Questo, dunque, quanto si può schematicamente dire della vita della pensatrice. Nel nucleo del suo domandare vivendo si trova l’aporia, personale e collettiva, della polis: i diritti umani sono inutili per i senza-patria, per gli apolidi, sono infatti riservati ai cittadini. Di qui si sviluppano possibili direzioni di ricerca, che riassumiamo schematicamente:

1)   una genealogia del dominio totale, a partire da antisemitismo e imperialismo, con la conseguente crisi dello stato-nazione quale garante dei diritti del cittadino (poiché masse di umani si trovano senza patria, senza cittadinanza, e la loro unica dimora, ciò che resta, è la madre-lingua);

2)   una fenomenologia dell’azione, che spieghi la crisi della vita politica (discorso e azione) e con essa del mondo comune, della polis, luogo della doxa;

3)   uno scavo nel concetto di rivoluzione, che, degenerando a causa dell’intrusione del “sociale” (ovvero della struttura ricalcata dalla potestas familiare, la dittatura della necessità della produzione e riproduzione esaminata nella politica di Aristotele) nel “politico”, dà luogo al terrore, al rovesciamento di quella che avrebbe potuto essere una democrazia diretta (dei consigli), il cui simbolo è la polis;

4)   un’indagine sulla facoltà dell’immaginazione, ovvero una teoria politica del giudizio.

1) Occupiamoci subito del punto più urgente.
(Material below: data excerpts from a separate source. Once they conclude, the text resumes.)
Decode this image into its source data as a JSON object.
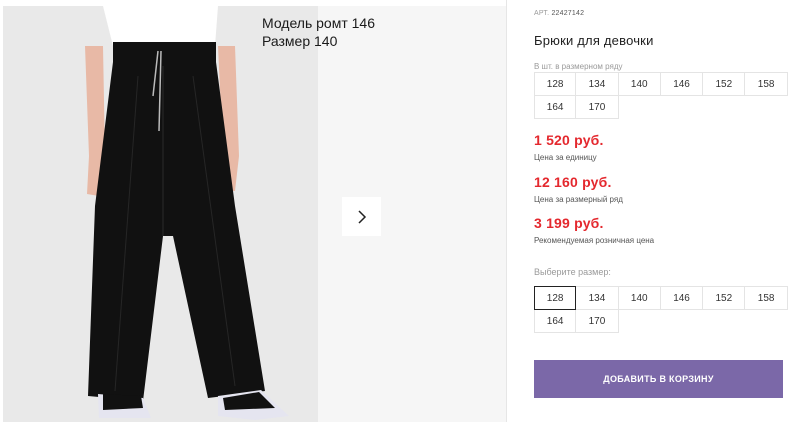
{
  "gallery": {
    "caption_line1": "Модель ромт 146",
    "caption_line2": "Размер 140",
    "next_icon": "chevron-right-icon"
  },
  "product": {
    "sku_label": "АРТ.",
    "sku_value": "22427142",
    "title": "Брюки для девочки",
    "size_row_label": "В шт. в размерном ряду",
    "size_row": [
      "128",
      "134",
      "140",
      "146",
      "152",
      "158",
      "164",
      "170"
    ],
    "price_unit": "1 520 руб.",
    "price_unit_note": "Цена за единицу",
    "price_row": "12 160 руб.",
    "price_row_note": "Цена за размерный ряд",
    "price_retail": "3 199 руб.",
    "price_retail_note": "Рекомендуемая розничная цена",
    "choose_size_label": "Выберите размер:",
    "choose_sizes": [
      "128",
      "134",
      "140",
      "146",
      "152",
      "158",
      "164",
      "170"
    ],
    "selected_size": "128",
    "add_to_cart": "ДОБАВИТЬ В КОРЗИНУ"
  },
  "colors": {
    "accent": "#7b68a8",
    "price": "#e4282e"
  }
}
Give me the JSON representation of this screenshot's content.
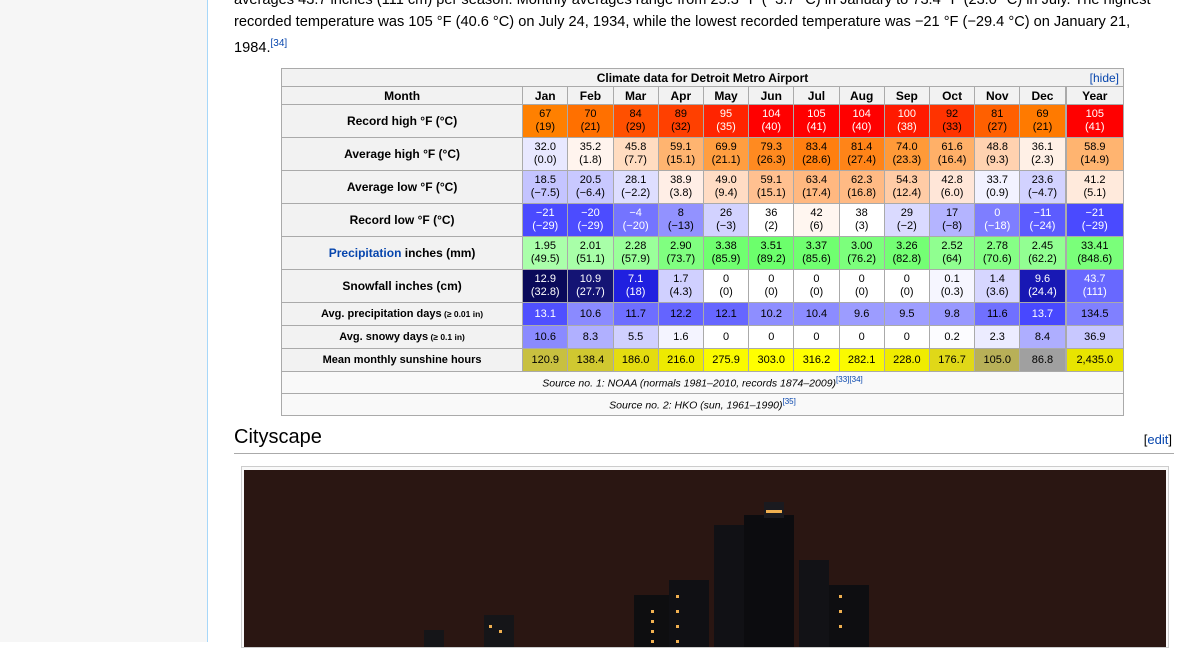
{
  "page": {
    "para_line1": "averages 43.7 inches (111 cm) per season. Monthly averages range from 25.3 °F (−3.7 °C) in January to 73.4 °F (23.0 °C) in July. The highest",
    "para_line2": "recorded temperature was 105 °F (40.6 °C) on July 24, 1934, while the lowest recorded temperature was −21 °F (−29.4 °C) on January 21,",
    "para_line3": "1984.",
    "para_ref": "[34]"
  },
  "climate": {
    "title": "Climate data for Detroit Metro Airport",
    "hide_label": "[hide]",
    "month_header": "Month",
    "months": [
      "Jan",
      "Feb",
      "Mar",
      "Apr",
      "May",
      "Jun",
      "Jul",
      "Aug",
      "Sep",
      "Oct",
      "Nov",
      "Dec",
      "Year"
    ],
    "rows": [
      {
        "label": "Record high °F (°C)",
        "cells": [
          [
            "67",
            "(19)",
            "#ff8000"
          ],
          [
            "70",
            "(21)",
            "#ff7000"
          ],
          [
            "84",
            "(29)",
            "#ff5000"
          ],
          [
            "89",
            "(32)",
            "#ff4000"
          ],
          [
            "95",
            "(35)",
            "#ff2400"
          ],
          [
            "104",
            "(40)",
            "#ff0000"
          ],
          [
            "105",
            "(41)",
            "#ff0000"
          ],
          [
            "104",
            "(40)",
            "#ff0000"
          ],
          [
            "100",
            "(38)",
            "#ff1a00"
          ],
          [
            "92",
            "(33)",
            "#ff3300"
          ],
          [
            "81",
            "(27)",
            "#ff6000"
          ],
          [
            "69",
            "(21)",
            "#ff7a00"
          ],
          [
            "105",
            "(41)",
            "#ff0000"
          ]
        ]
      },
      {
        "label": "Average high °F (°C)",
        "cells": [
          [
            "32.0",
            "(0.0)",
            "#e8e8ff"
          ],
          [
            "35.2",
            "(1.8)",
            "#fff4ee"
          ],
          [
            "45.8",
            "(7.7)",
            "#ffdcc0"
          ],
          [
            "59.1",
            "(15.1)",
            "#ffb470"
          ],
          [
            "69.9",
            "(21.1)",
            "#ff9e40"
          ],
          [
            "79.3",
            "(26.3)",
            "#ff8a20"
          ],
          [
            "83.4",
            "(28.6)",
            "#ff7f10"
          ],
          [
            "81.4",
            "(27.4)",
            "#ff8418"
          ],
          [
            "74.0",
            "(23.3)",
            "#ff9a38"
          ],
          [
            "61.6",
            "(16.4)",
            "#ffb068"
          ],
          [
            "48.8",
            "(9.3)",
            "#ffd2b0"
          ],
          [
            "36.1",
            "(2.3)",
            "#fff0e6"
          ],
          [
            "58.9",
            "(14.9)",
            "#ffb470"
          ]
        ]
      },
      {
        "label": "Average low °F (°C)",
        "cells": [
          [
            "18.5",
            "(−7.5)",
            "#c4c4ff"
          ],
          [
            "20.5",
            "(−6.4)",
            "#c8c8ff"
          ],
          [
            "28.1",
            "(−2.2)",
            "#dedeff"
          ],
          [
            "38.9",
            "(3.8)",
            "#ffeee6"
          ],
          [
            "49.0",
            "(9.4)",
            "#ffdcc4"
          ],
          [
            "59.1",
            "(15.1)",
            "#ffc090"
          ],
          [
            "63.4",
            "(17.4)",
            "#ffb880"
          ],
          [
            "62.3",
            "(16.8)",
            "#ffba84"
          ],
          [
            "54.3",
            "(12.4)",
            "#ffcca6"
          ],
          [
            "42.8",
            "(6.0)",
            "#ffe6d8"
          ],
          [
            "33.7",
            "(0.9)",
            "#f2f2ff"
          ],
          [
            "23.6",
            "(−4.7)",
            "#d2d2ff"
          ],
          [
            "41.2",
            "(5.1)",
            "#ffeadc"
          ]
        ]
      },
      {
        "label": "Record low °F (°C)",
        "cells": [
          [
            "−21",
            "(−29)",
            "#4a4aff"
          ],
          [
            "−20",
            "(−29)",
            "#4c4cff"
          ],
          [
            "−4",
            "(−20)",
            "#7474ff"
          ],
          [
            "8",
            "(−13)",
            "#9292ff"
          ],
          [
            "26",
            "(−3)",
            "#d2d2ff"
          ],
          [
            "36",
            "(2)",
            "#ffffff"
          ],
          [
            "42",
            "(6)",
            "#fff6f0"
          ],
          [
            "38",
            "(3)",
            "#ffffff"
          ],
          [
            "29",
            "(−2)",
            "#dadaff"
          ],
          [
            "17",
            "(−8)",
            "#b4b4ff"
          ],
          [
            "0",
            "(−18)",
            "#7e7eff"
          ],
          [
            "−11",
            "(−24)",
            "#5c5cff"
          ],
          [
            "−21",
            "(−29)",
            "#4a4aff"
          ]
        ]
      },
      {
        "label": "Precipitation",
        "label_suffix": " inches (mm)",
        "cells": [
          [
            "1.95",
            "(49.5)",
            "#aaffaa"
          ],
          [
            "2.01",
            "(51.1)",
            "#a8ffa8"
          ],
          [
            "2.28",
            "(57.9)",
            "#9aff9a"
          ],
          [
            "2.90",
            "(73.7)",
            "#80ff80"
          ],
          [
            "3.38",
            "(85.9)",
            "#70ff70"
          ],
          [
            "3.51",
            "(89.2)",
            "#6cff6c"
          ],
          [
            "3.37",
            "(85.6)",
            "#70ff70"
          ],
          [
            "3.00",
            "(76.2)",
            "#7cff7c"
          ],
          [
            "3.26",
            "(82.8)",
            "#74ff74"
          ],
          [
            "2.52",
            "(64)",
            "#90ff90"
          ],
          [
            "2.78",
            "(70.6)",
            "#86ff86"
          ],
          [
            "2.45",
            "(62.2)",
            "#92ff92"
          ],
          [
            "33.41",
            "(848.6)",
            "#7aff7a"
          ]
        ]
      },
      {
        "label": "Snowfall inches (cm)",
        "cells": [
          [
            "12.9",
            "(32.8)",
            "#0a0a5a"
          ],
          [
            "10.9",
            "(27.7)",
            "#141474"
          ],
          [
            "7.1",
            "(18)",
            "#2020e0"
          ],
          [
            "1.7",
            "(4.3)",
            "#d0d0ff"
          ],
          [
            "0",
            "(0)",
            "#ffffff"
          ],
          [
            "0",
            "(0)",
            "#ffffff"
          ],
          [
            "0",
            "(0)",
            "#ffffff"
          ],
          [
            "0",
            "(0)",
            "#ffffff"
          ],
          [
            "0",
            "(0)",
            "#ffffff"
          ],
          [
            "0.1",
            "(0.3)",
            "#f6f6ff"
          ],
          [
            "1.4",
            "(3.6)",
            "#d6d6ff"
          ],
          [
            "9.6",
            "(24.4)",
            "#1818b4"
          ],
          [
            "43.7",
            "(111)",
            "#6868ff"
          ]
        ]
      },
      {
        "label": "Avg. precipitation days",
        "label_small": " (≥ 0.01 in)",
        "cells": [
          [
            "13.1",
            "",
            "#5050ff"
          ],
          [
            "10.6",
            "",
            "#8a8aff"
          ],
          [
            "11.7",
            "",
            "#6e6eff"
          ],
          [
            "12.2",
            "",
            "#6464ff"
          ],
          [
            "12.1",
            "",
            "#6666ff"
          ],
          [
            "10.2",
            "",
            "#8e8eff"
          ],
          [
            "10.4",
            "",
            "#8c8cff"
          ],
          [
            "9.6",
            "",
            "#9c9cff"
          ],
          [
            "9.5",
            "",
            "#9e9eff"
          ],
          [
            "9.8",
            "",
            "#9898ff"
          ],
          [
            "11.6",
            "",
            "#7070ff"
          ],
          [
            "13.7",
            "",
            "#4848ff"
          ],
          [
            "134.5",
            "",
            "#8080ff"
          ]
        ]
      },
      {
        "label": "Avg. snowy days",
        "label_small": " (≥ 0.1 in)",
        "cells": [
          [
            "10.6",
            "",
            "#8a8aff"
          ],
          [
            "8.3",
            "",
            "#b0b0ff"
          ],
          [
            "5.5",
            "",
            "#d0d0ff"
          ],
          [
            "1.6",
            "",
            "#f4f4ff"
          ],
          [
            "0",
            "",
            "#ffffff"
          ],
          [
            "0",
            "",
            "#ffffff"
          ],
          [
            "0",
            "",
            "#ffffff"
          ],
          [
            "0",
            "",
            "#ffffff"
          ],
          [
            "0",
            "",
            "#ffffff"
          ],
          [
            "0.2",
            "",
            "#fcfcff"
          ],
          [
            "2.3",
            "",
            "#ececff"
          ],
          [
            "8.4",
            "",
            "#aeaeff"
          ],
          [
            "36.9",
            "",
            "#c8c8ff"
          ]
        ]
      },
      {
        "label": "Mean monthly sunshine hours",
        "small_label": true,
        "cells": [
          [
            "120.9",
            "",
            "#c8c040"
          ],
          [
            "138.4",
            "",
            "#d0c830"
          ],
          [
            "186.0",
            "",
            "#e4dc10"
          ],
          [
            "216.0",
            "",
            "#eeea00"
          ],
          [
            "275.9",
            "",
            "#fafa00"
          ],
          [
            "303.0",
            "",
            "#ffff00"
          ],
          [
            "316.2",
            "",
            "#ffff00"
          ],
          [
            "282.1",
            "",
            "#fafa00"
          ],
          [
            "228.0",
            "",
            "#f0ec00"
          ],
          [
            "176.7",
            "",
            "#e0d818"
          ],
          [
            "105.0",
            "",
            "#b8b058"
          ],
          [
            "86.8",
            "",
            "#a0a0a0"
          ],
          [
            "2,435.0",
            "",
            "#e8e400"
          ]
        ]
      }
    ],
    "source1": "Source no. 1: NOAA (normals 1981–2010, records 1874–2009)",
    "source1_refs": "[33][34]",
    "source2": "Source no. 2: HKO (sun, 1961–1990)",
    "source2_refs": "[35]"
  },
  "section": {
    "heading": "Cityscape",
    "edit_open": "[",
    "edit_label": "edit",
    "edit_close": "]"
  }
}
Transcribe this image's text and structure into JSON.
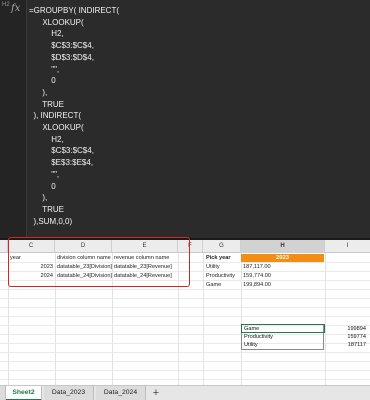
{
  "formula_bar": {
    "cell_ref": "H2",
    "fx_symbol": "fx",
    "formula_lines": [
      "=GROUPBY( INDIRECT(",
      "      XLOOKUP(",
      "          H2,",
      "          $C$3:$C$4,",
      "          $D$3:$D$4,",
      "          \"\",",
      "          0",
      "      ),",
      "      TRUE",
      "  ), INDIRECT(",
      "      XLOOKUP(",
      "          H2,",
      "          $C$3:$C$4,",
      "          $E$3:$E$4,",
      "          \"\",",
      "          0",
      "      ),",
      "      TRUE",
      "  ),SUM,0,0)"
    ]
  },
  "columns": [
    "C",
    "D",
    "E",
    "F",
    "G",
    "H",
    "I"
  ],
  "selected_column": "H",
  "lookup_table": {
    "headers": {
      "year": "year",
      "division": "division column name",
      "revenue": "revenue column name"
    },
    "rows": [
      {
        "year": "2023",
        "division": "datatable_23[Division]",
        "revenue": "datatable_23[Revenue]"
      },
      {
        "year": "2024",
        "division": "datatable_24[Division]",
        "revenue": "datatable_24[Revenue]"
      }
    ]
  },
  "pick": {
    "label": "Pick year",
    "value": "2023",
    "rows": [
      {
        "name": "Utility",
        "value": "187,117.00"
      },
      {
        "name": "Productivity",
        "value": "159,774.00"
      },
      {
        "name": "Game",
        "value": "199,894.00"
      }
    ]
  },
  "output": [
    {
      "name": "Game",
      "value": "199894"
    },
    {
      "name": "Productivity",
      "value": "159774"
    },
    {
      "name": "Utility",
      "value": "187117"
    }
  ],
  "sheets": {
    "tabs": [
      "Sheet2",
      "Data_2023",
      "Data_2024"
    ],
    "active": "Sheet2",
    "add_symbol": "+"
  },
  "colors": {
    "accent_green": "#1e7a47",
    "highlight_orange": "#f28e13",
    "callout_red": "#d5271d"
  }
}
In quali situazioni si diffondono e operano i regimi totalitari? Questi sono la conseguenza della società di massa, nella quale gli uomini, atomizzati, sono sradicati da ogni relazione interumana, privati dello spazio pubblico nel quale hanno un senso azione e discorso.

Occorrono, per questa genealogia, lo sguardo dello storico e la prospettiva del politologo, in vista di una narrazione dell’accaduto, di un’articolazione senza indignazione e orrore. Sotto l’aspetto storico-politico si tratta di analizzare i tratti di fondo della storia europea moderna e contemporanea, in particolar modo il periodo dalla fine dell’Ottocento alla seconda guerra mondiale; secondo una prospettiva filosofico-politica, di elaborare uno schema del regime totalitario, il quale si riferisca a nazismo e stalinismo come fenomeni riconducibili alla medesima idea di totalitarismo.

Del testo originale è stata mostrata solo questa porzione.